Excessive or prolonged stimulation of N-methyl-D-aspartate (NMDA) receptors appears to play an important role in many neurodegenerative processes in brain through a process known as excitotoxicity. This study examined the effects of ethanol on NMDA receptor-mediated excitotoxicity in primary neuronal cultures obtained from embryonic rat whole brain. Neurotoxicity was quantitated by measuring the amount of lactate dehydrogenase released into the media during a 20-hr time period following NMDA washout. Exposure of 12- to 14-day-old cultures to NMDA in Mg(2+)-free HEPES buffer (pH 7.4) for a 25-min period resulted in a concentration-dependent toxicity (EC50 = 54 microM). Time-course experiments showed that exposure to NMDA for as little as 5 min was excitotoxic and reached a plateau after a 20-min exposure period. Preincubation of the cultures with ethanol (25 to 200 mM) resulted in a concentration-dependent inhibition of NMDA-mediated toxicity with approximately 38% inhibition produced by 25 mM ethanol and essentially complete inhibition at 200 mM ethanol (IC50 = 60 mM). Increasing the glycine concentration to 100 microM did not potentiate NMDA neurotoxicity or antagonize the neuroprotective effect of ethanol.

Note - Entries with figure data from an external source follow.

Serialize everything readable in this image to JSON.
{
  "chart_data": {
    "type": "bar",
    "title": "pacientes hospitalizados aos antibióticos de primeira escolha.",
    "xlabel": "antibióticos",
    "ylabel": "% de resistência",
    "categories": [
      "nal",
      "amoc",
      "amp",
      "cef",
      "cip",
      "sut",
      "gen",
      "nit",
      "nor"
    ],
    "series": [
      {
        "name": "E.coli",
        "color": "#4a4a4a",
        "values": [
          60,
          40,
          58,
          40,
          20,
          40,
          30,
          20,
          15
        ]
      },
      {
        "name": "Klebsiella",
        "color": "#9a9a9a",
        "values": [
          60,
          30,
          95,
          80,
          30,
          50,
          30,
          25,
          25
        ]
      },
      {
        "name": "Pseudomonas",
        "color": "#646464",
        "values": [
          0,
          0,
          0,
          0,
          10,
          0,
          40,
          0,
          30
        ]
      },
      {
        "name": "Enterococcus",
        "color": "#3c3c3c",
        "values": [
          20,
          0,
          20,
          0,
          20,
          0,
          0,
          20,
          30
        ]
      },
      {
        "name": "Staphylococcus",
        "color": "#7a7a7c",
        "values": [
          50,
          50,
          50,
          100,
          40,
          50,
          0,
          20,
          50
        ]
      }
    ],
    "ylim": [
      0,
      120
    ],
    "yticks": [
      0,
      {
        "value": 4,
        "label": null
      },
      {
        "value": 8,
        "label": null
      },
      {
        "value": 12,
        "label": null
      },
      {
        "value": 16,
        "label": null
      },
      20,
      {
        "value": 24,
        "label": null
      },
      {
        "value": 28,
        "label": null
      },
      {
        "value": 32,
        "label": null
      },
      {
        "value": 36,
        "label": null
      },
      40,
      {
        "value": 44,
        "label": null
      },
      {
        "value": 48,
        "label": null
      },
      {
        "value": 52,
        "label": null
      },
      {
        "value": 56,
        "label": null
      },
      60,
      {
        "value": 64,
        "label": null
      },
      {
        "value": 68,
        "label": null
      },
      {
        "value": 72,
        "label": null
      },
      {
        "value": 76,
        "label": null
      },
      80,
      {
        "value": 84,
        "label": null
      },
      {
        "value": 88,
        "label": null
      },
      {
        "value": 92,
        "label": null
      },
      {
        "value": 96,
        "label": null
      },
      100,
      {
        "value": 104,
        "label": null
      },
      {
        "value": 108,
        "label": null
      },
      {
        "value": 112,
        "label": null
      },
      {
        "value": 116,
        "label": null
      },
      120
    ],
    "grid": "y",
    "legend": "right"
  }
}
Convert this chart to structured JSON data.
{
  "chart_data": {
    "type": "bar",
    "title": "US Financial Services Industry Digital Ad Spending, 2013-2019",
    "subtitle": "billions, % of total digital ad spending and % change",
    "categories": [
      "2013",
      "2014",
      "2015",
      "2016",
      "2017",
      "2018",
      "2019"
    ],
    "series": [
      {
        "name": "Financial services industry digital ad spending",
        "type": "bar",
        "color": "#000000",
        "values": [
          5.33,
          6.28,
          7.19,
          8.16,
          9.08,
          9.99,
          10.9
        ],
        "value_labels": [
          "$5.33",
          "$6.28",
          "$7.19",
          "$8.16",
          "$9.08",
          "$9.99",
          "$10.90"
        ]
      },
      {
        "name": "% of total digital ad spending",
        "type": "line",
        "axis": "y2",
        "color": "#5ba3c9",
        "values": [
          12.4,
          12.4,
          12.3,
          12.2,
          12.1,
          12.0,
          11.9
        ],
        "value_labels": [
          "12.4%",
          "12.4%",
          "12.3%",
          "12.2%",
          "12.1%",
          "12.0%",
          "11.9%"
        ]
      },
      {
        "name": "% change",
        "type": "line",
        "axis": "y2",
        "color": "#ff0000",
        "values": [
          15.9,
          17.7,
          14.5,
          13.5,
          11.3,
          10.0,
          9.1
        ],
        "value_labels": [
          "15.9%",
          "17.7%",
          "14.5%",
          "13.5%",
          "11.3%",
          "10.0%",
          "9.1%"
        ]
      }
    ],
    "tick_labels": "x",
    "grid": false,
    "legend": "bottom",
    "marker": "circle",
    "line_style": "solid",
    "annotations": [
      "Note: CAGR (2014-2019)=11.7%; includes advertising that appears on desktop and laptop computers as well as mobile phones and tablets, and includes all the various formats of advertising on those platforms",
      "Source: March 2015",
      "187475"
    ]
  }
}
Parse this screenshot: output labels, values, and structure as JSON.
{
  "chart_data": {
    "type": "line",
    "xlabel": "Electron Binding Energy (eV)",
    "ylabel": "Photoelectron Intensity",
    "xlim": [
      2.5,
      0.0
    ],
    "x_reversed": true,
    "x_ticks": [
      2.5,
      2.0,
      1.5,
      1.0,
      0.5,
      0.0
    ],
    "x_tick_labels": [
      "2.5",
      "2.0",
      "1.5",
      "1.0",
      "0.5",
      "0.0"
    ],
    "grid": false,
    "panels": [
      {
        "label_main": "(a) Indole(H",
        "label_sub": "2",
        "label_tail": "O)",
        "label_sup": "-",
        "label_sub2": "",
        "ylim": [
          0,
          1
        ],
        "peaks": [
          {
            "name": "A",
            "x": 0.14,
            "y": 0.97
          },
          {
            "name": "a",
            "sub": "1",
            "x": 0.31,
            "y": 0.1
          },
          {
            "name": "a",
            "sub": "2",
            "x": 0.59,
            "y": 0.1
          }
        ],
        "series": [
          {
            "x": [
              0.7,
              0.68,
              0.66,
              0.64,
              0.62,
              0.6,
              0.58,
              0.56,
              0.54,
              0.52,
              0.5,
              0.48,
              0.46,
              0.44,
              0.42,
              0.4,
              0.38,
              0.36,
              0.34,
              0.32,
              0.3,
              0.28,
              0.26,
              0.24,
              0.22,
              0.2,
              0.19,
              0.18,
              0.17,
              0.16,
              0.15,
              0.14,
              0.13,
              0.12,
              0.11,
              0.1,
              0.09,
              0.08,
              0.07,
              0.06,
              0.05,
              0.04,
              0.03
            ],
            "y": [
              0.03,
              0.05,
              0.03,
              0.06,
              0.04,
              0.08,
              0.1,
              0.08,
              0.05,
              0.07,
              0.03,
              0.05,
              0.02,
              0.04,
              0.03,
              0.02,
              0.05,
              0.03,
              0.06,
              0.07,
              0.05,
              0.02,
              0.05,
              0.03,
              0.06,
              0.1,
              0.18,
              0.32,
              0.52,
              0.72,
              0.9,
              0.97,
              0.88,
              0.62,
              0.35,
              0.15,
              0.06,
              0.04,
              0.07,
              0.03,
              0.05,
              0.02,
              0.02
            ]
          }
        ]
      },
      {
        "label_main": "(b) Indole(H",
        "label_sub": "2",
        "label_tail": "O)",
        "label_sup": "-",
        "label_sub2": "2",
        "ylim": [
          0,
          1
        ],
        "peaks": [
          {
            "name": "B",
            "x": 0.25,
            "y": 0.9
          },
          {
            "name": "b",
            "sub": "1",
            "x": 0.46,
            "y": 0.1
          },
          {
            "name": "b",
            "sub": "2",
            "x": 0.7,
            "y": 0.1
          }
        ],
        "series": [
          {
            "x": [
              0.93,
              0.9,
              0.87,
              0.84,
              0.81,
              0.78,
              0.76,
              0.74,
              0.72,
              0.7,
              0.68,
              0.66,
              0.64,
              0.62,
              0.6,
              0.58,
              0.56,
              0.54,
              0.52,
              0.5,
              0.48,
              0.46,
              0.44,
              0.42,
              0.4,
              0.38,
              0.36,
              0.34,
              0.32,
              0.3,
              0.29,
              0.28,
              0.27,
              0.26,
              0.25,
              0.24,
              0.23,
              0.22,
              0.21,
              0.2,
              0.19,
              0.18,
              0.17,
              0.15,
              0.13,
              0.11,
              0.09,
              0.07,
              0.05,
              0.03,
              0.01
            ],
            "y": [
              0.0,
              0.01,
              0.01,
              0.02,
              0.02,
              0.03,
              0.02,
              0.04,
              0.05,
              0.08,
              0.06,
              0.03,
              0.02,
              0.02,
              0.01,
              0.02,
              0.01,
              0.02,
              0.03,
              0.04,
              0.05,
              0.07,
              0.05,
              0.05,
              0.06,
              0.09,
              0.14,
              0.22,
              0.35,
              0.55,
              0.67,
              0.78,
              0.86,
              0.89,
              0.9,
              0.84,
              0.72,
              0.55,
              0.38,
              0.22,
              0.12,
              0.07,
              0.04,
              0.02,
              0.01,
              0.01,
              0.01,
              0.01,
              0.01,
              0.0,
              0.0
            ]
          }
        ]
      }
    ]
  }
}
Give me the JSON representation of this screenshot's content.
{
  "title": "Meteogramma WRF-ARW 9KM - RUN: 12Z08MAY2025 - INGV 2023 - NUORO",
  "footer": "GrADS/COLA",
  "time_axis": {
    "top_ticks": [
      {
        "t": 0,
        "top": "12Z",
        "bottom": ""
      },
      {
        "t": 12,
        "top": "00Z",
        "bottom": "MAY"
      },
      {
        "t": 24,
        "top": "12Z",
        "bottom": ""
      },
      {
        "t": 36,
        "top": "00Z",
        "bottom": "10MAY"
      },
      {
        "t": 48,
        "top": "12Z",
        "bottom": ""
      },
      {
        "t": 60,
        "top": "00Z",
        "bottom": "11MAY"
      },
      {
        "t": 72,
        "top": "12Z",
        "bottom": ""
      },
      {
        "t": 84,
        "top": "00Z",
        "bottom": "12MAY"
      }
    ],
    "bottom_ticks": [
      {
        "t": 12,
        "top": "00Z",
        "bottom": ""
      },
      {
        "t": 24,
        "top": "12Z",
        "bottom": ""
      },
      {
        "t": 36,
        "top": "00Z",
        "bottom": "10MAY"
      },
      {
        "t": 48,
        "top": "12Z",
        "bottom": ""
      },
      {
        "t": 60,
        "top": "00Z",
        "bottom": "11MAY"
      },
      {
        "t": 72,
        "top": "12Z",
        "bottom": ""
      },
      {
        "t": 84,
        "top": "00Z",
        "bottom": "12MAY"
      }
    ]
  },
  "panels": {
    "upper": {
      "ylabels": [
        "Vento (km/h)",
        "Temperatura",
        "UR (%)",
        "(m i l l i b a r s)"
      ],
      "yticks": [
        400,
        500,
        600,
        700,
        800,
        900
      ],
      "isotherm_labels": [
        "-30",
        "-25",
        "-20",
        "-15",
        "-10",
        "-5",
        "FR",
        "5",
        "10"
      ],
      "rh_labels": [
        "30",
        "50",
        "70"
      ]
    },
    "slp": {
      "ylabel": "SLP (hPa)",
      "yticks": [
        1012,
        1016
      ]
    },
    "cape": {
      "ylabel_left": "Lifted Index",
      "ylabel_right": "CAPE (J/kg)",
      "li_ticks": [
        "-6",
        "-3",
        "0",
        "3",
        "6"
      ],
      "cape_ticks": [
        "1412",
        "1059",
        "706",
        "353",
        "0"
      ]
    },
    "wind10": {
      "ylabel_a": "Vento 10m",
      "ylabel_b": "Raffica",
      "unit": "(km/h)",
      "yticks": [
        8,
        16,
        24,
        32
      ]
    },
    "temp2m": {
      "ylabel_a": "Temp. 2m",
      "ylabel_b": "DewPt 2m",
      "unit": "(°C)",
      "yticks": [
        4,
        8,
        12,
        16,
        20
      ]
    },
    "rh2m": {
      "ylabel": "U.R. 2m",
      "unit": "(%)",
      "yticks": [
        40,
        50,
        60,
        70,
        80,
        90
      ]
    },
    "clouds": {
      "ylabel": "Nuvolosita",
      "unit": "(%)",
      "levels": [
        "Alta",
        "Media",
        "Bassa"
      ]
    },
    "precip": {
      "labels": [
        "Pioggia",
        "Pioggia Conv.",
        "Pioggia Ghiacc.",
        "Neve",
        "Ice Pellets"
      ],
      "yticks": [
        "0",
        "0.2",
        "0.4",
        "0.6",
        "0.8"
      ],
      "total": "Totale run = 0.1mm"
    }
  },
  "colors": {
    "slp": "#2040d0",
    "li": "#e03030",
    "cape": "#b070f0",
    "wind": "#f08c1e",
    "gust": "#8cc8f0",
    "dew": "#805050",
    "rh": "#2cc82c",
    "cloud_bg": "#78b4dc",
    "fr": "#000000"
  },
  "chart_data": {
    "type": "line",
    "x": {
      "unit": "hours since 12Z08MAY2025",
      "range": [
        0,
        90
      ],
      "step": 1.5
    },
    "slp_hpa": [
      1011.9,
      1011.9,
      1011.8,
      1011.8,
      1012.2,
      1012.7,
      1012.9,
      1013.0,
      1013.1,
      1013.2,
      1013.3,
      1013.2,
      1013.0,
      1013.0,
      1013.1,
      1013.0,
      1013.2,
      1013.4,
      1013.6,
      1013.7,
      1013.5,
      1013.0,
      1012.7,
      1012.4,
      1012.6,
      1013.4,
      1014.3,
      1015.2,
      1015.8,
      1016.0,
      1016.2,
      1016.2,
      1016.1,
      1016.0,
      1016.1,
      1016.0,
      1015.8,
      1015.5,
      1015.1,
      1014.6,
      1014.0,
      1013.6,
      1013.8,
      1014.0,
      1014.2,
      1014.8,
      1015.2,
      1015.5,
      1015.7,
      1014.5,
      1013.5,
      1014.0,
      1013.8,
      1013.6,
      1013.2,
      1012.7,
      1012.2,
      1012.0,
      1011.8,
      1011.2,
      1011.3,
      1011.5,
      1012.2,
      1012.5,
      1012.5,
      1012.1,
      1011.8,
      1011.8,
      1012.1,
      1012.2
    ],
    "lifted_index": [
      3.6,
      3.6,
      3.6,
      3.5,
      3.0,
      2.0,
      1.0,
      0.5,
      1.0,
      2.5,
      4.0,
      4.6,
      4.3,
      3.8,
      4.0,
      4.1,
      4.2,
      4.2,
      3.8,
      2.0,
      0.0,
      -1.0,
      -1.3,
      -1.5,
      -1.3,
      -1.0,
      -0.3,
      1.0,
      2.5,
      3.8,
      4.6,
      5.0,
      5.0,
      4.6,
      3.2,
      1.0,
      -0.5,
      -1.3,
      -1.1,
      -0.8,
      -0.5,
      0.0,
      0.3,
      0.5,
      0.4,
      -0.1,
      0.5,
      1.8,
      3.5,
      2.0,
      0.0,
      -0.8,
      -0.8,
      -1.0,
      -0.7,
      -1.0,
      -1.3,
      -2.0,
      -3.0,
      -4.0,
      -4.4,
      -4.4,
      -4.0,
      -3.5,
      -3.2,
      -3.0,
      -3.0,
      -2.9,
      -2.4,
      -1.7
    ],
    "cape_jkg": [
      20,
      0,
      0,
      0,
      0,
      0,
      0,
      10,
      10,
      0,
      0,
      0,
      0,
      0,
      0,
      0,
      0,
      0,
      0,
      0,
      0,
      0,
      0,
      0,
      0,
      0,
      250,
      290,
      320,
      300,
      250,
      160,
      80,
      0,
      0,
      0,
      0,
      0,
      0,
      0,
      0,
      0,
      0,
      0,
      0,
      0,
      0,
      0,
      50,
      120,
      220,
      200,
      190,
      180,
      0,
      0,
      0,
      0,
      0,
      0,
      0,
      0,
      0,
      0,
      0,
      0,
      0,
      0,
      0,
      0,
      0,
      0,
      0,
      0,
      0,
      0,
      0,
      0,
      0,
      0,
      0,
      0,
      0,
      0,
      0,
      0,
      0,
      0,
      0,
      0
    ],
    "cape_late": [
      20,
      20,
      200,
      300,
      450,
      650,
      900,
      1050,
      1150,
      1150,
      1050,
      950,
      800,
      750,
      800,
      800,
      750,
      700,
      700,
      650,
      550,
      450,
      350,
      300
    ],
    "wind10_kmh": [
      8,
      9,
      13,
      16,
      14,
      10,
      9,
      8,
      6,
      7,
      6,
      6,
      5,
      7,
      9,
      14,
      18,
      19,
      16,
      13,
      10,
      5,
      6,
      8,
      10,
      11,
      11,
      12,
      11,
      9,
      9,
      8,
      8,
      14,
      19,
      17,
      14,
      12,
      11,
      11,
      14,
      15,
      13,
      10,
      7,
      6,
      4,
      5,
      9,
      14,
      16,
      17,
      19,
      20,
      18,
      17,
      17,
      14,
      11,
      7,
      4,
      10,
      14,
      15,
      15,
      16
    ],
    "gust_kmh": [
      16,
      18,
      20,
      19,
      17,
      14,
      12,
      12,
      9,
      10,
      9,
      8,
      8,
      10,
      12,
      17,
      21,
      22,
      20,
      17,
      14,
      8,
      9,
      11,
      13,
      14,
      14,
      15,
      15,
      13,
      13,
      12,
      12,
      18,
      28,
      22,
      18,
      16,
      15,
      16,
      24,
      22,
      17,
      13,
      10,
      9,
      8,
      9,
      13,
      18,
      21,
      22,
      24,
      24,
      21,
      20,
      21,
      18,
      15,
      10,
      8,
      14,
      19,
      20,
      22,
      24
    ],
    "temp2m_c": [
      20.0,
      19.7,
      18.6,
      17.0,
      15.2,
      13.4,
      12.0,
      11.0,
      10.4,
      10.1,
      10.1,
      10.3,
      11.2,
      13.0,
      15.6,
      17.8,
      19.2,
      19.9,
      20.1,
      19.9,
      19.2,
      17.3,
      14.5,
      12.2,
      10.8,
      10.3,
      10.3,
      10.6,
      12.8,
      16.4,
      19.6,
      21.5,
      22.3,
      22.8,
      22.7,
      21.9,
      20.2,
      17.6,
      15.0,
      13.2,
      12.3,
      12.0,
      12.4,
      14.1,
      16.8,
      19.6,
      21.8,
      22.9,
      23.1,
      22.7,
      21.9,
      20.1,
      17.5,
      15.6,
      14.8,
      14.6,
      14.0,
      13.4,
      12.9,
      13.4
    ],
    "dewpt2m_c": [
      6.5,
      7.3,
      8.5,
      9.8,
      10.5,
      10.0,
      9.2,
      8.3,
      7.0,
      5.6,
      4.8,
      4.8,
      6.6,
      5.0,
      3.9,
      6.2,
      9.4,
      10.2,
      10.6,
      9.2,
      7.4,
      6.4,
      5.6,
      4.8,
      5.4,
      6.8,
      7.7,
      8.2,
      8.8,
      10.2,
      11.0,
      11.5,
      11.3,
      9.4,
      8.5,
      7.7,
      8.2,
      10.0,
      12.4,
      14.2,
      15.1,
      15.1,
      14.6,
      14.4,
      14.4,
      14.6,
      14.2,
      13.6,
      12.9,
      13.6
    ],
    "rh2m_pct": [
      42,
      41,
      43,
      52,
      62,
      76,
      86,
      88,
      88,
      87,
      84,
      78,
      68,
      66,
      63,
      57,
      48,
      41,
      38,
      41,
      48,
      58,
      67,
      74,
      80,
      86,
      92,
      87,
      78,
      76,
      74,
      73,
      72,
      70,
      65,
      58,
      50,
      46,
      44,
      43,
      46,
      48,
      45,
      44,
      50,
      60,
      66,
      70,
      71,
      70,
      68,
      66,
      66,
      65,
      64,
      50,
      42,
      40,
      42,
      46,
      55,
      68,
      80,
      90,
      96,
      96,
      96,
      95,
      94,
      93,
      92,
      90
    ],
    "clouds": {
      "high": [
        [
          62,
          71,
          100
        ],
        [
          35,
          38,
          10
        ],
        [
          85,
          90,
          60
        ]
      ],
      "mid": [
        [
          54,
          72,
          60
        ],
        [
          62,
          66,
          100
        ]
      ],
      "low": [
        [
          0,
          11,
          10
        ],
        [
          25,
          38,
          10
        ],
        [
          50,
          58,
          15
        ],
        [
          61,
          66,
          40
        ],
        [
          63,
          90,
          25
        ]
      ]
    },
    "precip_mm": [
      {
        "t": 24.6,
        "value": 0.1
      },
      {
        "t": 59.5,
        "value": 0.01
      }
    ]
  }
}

NMDA-Mediated excitotoxicity was reduced by approximately 50% by the glycine antagonist 7-chlorokynurenate (50 microM). Ethanol (50 mM) reduced NMDA neurotoxicity similar to 7-chlorokynurenate, and the two together produced greater inhibition than either alone. These results show that intoxicating concentrations of ethanol can potently inhibit NMDA receptor-mediated excitotoxicity and may have important implications in terms of ethanols interactions with brain trauma, ischemia, and other neuropathologies associated with NMDA receptor-mediated neurotoxicity.